08-27-2004, 02:36 PM
P. T. SYP lumber is used all the time for below the cabin sole stuff like cleats, engine beds, mounts for tanks, cockpit dsole stiffeners, deck hatch surrounds. Sure us it for anywhere under the deck you'd use lumber but keep in mind the designs might be sized for something with the strength of spruce or ash. Badly knotted SYP might need to be upsized to insure the same stiffness and strength. How much overbuilt is you design already type of question. The voids won't cause rot, but they might end up being under the base of of gear mounted through the deck. They might show up under the morning dew where you don't get as much condensation on your paint. Any of these voids detected can be filled thru a bitty drilled hole with a syringe full of epoxy/ filler. But no way can you expect 3/4 five ply SYP to match 3/4" nine ply marine fir or mahogany for structural strength. But alot of times you design a deck to be thick enough to be stiff enough.
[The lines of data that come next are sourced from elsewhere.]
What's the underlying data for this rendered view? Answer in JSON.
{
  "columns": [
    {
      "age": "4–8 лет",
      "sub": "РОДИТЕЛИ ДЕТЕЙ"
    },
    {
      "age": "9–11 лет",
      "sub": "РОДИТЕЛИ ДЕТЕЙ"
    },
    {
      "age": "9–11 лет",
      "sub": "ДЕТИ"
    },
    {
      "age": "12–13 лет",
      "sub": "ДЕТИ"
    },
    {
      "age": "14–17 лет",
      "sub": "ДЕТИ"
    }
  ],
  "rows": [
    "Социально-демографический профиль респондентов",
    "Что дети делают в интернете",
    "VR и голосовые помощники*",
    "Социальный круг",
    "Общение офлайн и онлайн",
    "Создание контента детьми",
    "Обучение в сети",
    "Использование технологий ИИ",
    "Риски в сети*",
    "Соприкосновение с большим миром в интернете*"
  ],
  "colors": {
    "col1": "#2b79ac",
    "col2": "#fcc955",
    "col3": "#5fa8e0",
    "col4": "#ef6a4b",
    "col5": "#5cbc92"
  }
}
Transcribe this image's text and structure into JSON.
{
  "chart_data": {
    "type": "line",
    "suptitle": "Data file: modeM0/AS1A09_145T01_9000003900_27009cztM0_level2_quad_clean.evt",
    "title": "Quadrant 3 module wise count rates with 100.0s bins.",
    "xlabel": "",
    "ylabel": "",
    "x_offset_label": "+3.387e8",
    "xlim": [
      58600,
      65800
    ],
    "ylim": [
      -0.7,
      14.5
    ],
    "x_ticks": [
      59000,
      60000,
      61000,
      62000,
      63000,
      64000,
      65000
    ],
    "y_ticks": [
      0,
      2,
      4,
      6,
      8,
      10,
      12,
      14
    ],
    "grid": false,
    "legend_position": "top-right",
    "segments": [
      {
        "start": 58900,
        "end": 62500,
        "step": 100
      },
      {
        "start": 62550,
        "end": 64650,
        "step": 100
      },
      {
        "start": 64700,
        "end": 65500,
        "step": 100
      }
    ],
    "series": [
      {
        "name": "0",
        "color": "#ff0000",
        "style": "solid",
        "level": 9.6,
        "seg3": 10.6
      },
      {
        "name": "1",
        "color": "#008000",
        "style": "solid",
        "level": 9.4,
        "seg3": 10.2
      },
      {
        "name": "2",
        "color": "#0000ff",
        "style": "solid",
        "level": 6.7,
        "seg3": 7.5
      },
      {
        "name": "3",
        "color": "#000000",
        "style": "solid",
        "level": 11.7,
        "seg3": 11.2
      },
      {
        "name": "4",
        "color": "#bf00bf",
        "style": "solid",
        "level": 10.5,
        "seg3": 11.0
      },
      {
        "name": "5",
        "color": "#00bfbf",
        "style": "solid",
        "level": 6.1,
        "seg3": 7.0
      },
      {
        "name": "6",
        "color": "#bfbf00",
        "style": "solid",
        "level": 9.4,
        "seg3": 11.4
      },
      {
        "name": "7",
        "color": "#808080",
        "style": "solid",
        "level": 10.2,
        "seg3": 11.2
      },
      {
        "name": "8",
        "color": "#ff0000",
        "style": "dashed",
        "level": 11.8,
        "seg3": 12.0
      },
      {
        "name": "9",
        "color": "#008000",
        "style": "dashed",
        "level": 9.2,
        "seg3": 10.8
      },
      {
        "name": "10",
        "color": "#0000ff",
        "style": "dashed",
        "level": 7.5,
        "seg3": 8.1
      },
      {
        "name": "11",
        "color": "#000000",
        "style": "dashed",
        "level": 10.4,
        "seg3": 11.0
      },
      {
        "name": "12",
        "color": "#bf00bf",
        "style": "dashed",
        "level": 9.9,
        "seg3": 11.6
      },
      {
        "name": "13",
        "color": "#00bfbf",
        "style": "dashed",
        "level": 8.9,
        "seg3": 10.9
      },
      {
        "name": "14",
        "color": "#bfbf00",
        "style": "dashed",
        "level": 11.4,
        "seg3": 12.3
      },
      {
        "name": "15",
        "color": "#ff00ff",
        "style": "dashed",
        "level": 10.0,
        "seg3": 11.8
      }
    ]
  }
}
Substantially thinner has already been calculated to be strong enough. You can reduce the spacing of your deck beams, or increase there depth to add more stiffness when using a more limber panel. 10 or 15% can make a lot of difference in how it feels under foot. Thats usually the limiting design factor on decks anyway. Its not that anything is going to pull apart or anybody step through, but a springy deck just feels "wrong". Years ago they added a aluminum deck sprung "free standing" over much of the pool area on the QE2 to provide shade below as well as sun above. Looks great being covered with a laid teak deck, and its used as a strolling, prominade area above the pool or for special events. Been there 15 years easy, so it's held up to the sea, but you can feel that baby stiffen up at a frame and then begin to deflect and bounce for 6 or 8 feet. No other deck on the ship flexes a bit, but I suppose they were concerned about adding additional weight up that high.Upsets the hell out of old ladies who just don't feel safe there and think something's wrong. Which in a very real way, it is.
08-27-2004, 02:47 PM
thank you all, and especially Buddy. Excellent replies and a wealth of information. Iv'e wasted a lot of time waiting for materials that ended up costing way more money when I could be useing whats at hand, and my little project would be much further along. Thanks again.